We need to talk about Rey.
I know, I know: “There he goes, talking about Star Wars again,” right? Well, I’ve restrained myself since seeing the new movie (a few times) but now it’s time to talk about sexism.
Ugh. It’s such an ugly word. Don’t let it sway you.
If you haven’t seen it, the main character of “The Force Awakens” is Rey, a mysterious young woman left abandoned on a desert planet. Rey kicks butt. She takes trash talk from nobody, including the movie’s Darth Vader-wannabe, Kylo Ren. And (minor spoilers) she has a certain way with a lightsaber.
My four-year-old daughter, who previously idolized the tough-as-a-wampa Princess Leia, now is all starry-eyed over Rey. And that’s perfect. The character is a shining example that women are every bit as strong as men, even in a galaxy far, far away.
The only problem is play time.
You see, we ventured out this past weekend to Toys R Us, the Disney Store, Target, and Wal-Mart and found something both surprising and upsetting: almost zero Rey toys on the shelves.
Now, I say almost — there was a lonely Rey dress-up set tucked away on a bottom shelf. And a Disney Store figurine pack carried Rey as one of 15 small character toys packaged together. We already own that one and the figures are really more for display. They aren’t posable and easily break.
When it came to durable Rey action figures with movable arms and legs, we found none. Oh, we spotted literally thousands of Kylo Rens on our trip, as well as Poe Damerons, Finns, a General Hux, Chewbaccas aplenty, even a bunch of Constable Zuvios. The last didn’t even appear in the movie (his scene was cut).
What I was really hoping to find was a Rey in the standard 3.75-inch size or the now-in-vogue 12-inch size. A Target exclusive 12-inch six pack featured Finn, Chewie, Poe, Kylo Ren, a random stormtrooper, and a TIE fighter pilot — but not the main character of the movie. Captain Phasma, a female stormtrooper with cool silver armor, is also nowhere to be found.
Hasbro recently took heat for failing to even put Rey in its “The Force Awakens”-branded version of Monopoly, relenting when millions of Internet voices cried out. Toys for the Disney cartoon “Star Wars Rebels” were also released in a six-pack with — you guessed it — no sign of the series’ female Mandalorian hero, Sabine Wren.

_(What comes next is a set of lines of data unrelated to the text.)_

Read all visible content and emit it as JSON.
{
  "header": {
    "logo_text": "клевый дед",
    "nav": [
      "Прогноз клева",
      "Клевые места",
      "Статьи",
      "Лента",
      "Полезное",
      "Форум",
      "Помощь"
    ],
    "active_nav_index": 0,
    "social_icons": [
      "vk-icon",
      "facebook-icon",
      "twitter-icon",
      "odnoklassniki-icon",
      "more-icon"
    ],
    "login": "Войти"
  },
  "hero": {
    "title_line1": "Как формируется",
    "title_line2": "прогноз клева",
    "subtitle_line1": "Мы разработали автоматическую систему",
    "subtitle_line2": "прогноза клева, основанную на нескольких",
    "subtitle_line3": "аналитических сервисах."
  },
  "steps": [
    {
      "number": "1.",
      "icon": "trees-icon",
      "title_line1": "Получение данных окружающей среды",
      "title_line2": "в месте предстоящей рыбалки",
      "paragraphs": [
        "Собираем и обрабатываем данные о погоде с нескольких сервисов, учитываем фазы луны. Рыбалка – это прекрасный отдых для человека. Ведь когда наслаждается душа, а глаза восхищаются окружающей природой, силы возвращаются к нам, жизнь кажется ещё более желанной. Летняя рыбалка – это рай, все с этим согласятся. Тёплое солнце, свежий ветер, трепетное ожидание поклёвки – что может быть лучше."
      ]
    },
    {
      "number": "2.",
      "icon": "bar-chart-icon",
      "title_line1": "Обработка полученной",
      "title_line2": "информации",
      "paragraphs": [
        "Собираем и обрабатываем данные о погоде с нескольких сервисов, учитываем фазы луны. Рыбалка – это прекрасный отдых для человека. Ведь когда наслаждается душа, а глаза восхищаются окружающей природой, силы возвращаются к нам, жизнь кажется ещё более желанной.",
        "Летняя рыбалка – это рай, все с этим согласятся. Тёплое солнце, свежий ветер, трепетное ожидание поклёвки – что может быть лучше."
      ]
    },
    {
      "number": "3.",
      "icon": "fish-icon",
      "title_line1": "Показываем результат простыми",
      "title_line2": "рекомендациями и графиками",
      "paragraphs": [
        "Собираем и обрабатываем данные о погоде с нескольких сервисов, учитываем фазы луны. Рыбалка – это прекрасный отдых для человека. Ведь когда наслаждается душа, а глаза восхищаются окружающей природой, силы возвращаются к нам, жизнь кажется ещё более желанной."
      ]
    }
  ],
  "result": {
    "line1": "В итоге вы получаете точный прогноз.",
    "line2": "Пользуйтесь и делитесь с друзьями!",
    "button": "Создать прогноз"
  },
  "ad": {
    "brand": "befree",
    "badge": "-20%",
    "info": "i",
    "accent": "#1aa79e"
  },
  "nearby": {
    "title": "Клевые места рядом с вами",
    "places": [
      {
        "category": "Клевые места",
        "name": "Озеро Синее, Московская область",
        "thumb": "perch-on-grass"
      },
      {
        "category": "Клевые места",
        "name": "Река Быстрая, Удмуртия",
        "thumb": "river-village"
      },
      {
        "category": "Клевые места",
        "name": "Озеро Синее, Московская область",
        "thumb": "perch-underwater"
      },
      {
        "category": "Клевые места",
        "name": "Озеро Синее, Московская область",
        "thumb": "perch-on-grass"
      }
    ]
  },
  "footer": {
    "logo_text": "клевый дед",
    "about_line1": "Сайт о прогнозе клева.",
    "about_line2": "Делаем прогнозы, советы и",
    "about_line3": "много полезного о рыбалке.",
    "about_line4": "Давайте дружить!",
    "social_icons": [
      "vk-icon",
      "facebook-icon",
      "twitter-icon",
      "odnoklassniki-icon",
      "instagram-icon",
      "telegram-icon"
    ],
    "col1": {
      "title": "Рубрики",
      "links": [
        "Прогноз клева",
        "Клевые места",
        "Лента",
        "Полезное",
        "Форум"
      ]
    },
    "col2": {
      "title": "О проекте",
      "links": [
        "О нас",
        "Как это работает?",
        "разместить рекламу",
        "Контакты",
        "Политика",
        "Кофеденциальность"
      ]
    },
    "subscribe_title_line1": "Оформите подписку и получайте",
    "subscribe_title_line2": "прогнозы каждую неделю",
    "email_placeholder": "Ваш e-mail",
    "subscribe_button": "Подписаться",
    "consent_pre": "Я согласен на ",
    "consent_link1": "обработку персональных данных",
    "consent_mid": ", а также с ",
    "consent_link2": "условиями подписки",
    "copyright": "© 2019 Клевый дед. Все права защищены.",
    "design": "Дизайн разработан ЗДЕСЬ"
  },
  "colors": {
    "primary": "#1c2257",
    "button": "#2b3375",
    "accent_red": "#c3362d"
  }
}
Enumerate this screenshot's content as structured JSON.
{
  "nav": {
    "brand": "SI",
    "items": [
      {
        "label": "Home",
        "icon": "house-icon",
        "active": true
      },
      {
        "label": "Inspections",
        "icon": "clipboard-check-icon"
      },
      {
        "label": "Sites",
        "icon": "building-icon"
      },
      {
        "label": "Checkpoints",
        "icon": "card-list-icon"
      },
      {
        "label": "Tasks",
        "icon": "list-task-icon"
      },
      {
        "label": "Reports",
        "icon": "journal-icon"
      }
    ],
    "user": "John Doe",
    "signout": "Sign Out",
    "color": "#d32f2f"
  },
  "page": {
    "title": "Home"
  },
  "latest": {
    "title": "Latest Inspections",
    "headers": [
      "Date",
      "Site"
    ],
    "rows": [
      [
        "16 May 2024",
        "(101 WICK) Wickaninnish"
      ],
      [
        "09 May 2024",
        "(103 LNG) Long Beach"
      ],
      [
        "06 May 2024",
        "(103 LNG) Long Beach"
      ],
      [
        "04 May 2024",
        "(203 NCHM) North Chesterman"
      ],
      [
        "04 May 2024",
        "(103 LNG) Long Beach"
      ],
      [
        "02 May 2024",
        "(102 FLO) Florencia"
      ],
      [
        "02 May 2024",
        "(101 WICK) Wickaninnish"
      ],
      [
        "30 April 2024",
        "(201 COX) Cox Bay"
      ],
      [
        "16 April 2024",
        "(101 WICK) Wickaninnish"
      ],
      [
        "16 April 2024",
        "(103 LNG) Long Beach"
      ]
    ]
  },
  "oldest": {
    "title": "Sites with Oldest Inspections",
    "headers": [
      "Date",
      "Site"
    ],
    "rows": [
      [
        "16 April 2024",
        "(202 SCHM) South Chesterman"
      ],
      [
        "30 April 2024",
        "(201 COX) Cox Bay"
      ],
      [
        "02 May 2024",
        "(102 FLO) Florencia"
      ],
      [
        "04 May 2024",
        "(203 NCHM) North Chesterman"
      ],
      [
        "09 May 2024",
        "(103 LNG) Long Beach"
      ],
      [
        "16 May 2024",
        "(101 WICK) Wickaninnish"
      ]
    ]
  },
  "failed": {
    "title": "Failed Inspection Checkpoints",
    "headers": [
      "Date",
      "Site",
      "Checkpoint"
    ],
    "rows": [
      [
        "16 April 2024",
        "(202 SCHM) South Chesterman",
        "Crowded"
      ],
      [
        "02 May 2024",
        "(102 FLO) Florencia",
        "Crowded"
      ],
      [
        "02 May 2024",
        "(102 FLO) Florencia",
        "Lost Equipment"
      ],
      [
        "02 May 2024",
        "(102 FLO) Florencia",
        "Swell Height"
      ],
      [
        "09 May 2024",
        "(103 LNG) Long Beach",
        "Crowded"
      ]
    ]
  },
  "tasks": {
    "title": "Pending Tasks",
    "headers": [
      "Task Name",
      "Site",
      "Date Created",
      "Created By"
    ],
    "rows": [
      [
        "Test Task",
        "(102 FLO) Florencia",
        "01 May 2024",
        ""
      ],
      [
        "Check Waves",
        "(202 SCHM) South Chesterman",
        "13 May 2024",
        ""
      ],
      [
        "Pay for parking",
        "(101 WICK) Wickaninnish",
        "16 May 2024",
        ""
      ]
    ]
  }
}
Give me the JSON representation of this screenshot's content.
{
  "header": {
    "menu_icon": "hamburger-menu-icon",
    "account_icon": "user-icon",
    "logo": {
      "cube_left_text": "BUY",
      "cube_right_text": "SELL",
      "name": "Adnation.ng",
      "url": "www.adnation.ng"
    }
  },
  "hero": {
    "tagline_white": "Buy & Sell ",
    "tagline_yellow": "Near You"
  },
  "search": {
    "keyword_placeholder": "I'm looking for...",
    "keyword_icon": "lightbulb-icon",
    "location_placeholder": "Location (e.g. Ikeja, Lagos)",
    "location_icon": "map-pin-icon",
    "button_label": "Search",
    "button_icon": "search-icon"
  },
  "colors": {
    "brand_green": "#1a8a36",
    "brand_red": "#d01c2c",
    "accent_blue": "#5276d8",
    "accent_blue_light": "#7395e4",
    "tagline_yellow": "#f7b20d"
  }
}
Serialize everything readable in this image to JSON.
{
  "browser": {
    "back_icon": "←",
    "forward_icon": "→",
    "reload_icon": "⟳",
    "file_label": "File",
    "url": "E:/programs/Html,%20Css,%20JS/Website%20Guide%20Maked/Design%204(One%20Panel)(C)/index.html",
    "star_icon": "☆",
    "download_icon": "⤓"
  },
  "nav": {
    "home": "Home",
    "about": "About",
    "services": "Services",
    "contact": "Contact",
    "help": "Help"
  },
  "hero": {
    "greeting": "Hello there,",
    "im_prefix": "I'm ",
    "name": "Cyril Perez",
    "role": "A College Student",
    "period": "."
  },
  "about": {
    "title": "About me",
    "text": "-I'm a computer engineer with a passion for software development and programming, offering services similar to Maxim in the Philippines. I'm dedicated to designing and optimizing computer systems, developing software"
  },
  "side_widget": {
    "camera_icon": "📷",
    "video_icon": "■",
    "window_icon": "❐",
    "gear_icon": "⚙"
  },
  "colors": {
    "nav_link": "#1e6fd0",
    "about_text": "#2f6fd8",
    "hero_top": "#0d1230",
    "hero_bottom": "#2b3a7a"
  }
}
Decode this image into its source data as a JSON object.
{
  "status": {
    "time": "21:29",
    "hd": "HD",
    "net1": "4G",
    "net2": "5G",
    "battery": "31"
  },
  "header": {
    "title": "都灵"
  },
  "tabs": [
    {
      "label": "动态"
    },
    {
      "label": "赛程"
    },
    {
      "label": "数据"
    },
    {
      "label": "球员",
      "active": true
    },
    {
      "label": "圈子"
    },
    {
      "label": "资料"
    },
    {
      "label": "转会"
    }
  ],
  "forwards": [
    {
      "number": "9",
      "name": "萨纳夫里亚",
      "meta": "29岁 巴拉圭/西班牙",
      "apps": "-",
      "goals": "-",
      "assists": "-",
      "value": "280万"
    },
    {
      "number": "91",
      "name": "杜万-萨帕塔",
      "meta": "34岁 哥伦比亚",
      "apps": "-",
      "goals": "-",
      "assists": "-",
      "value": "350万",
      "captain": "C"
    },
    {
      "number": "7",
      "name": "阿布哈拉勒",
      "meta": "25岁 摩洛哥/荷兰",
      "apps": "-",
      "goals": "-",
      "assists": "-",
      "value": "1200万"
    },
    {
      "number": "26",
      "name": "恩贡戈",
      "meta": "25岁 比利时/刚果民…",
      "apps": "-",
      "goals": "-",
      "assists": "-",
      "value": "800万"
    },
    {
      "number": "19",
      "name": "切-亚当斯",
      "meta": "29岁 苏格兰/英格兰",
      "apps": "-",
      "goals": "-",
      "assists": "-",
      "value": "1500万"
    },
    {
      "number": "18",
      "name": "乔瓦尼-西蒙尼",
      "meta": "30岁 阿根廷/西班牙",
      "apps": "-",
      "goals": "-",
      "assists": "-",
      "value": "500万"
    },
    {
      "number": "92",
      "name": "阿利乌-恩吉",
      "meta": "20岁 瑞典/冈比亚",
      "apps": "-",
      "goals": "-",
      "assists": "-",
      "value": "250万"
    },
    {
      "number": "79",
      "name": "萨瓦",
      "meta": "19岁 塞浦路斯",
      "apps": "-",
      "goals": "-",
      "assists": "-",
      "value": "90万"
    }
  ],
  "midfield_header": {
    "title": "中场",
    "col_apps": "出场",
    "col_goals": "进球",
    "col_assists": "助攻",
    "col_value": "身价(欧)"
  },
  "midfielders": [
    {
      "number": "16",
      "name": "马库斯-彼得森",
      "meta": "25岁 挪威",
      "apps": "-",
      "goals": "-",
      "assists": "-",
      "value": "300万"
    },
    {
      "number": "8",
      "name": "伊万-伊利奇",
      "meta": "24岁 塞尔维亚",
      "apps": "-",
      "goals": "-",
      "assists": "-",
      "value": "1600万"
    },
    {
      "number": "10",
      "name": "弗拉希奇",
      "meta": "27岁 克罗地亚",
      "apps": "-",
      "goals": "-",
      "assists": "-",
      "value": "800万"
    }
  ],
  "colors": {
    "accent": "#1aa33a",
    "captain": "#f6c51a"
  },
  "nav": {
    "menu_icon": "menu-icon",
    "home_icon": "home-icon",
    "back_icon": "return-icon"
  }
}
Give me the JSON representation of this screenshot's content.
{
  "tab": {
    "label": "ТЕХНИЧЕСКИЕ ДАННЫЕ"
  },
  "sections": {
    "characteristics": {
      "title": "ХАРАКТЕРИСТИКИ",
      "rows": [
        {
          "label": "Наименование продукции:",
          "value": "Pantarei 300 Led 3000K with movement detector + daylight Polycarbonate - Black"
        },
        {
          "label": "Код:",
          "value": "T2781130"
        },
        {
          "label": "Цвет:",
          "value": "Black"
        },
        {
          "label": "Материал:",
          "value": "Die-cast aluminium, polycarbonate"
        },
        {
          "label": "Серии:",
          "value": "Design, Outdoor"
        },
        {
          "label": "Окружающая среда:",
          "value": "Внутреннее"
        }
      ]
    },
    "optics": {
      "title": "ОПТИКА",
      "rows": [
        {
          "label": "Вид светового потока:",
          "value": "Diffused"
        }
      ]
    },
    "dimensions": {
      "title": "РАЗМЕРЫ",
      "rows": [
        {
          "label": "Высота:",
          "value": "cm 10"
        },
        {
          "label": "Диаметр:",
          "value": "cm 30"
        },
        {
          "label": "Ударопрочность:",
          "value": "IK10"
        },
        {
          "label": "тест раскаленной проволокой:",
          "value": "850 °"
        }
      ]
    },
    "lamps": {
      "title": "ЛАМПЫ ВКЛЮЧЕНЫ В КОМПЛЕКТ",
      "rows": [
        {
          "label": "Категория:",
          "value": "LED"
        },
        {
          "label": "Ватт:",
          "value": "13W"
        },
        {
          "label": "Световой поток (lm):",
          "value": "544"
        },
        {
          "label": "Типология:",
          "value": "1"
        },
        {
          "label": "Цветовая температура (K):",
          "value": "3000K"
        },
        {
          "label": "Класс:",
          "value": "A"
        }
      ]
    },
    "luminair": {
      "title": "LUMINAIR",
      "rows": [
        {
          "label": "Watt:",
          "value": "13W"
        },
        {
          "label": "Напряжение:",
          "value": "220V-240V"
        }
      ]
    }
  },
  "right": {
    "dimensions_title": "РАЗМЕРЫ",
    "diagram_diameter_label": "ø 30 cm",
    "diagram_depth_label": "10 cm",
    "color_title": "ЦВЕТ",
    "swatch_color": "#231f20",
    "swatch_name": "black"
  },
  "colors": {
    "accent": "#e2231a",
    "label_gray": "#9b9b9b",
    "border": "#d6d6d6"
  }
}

This is a problem. And it’s sparked the #WheresRey hashtag online to protest the exclusion of girls and women figures from many toy lines.
The Star Wars ommisions are just the latest in a startling trend that I’ve noticed as a dad who spends more time than ever in the toy aisle.
For example, when “Avengers: Age of Ultron” hit theaters this past spring, 12-inch toy packs included the boys club of Marvel heroes but not Black Widow, the hard-hitting super spy.
My daughter’s first hero was Wonder Woman. Luckily, we found her action figure among Fisher-Price’s ImagiNext lineup of DC superheroes. But just try finding a Wonder Woman in and among the newly-appearing merchandise for “Superman vs. Batman,” due out in March, which has the Amazon princess in its trailer.
Common wisdom seems to be that only boys play with these kinds of toys. Common wisdom is just plain wrong. While she loves stuffed animals, her little ponies, and everything pink, my little girl also deserves to play with female action figures who are about punching bad guys and saving the universe.
Because I believe she can do those things too.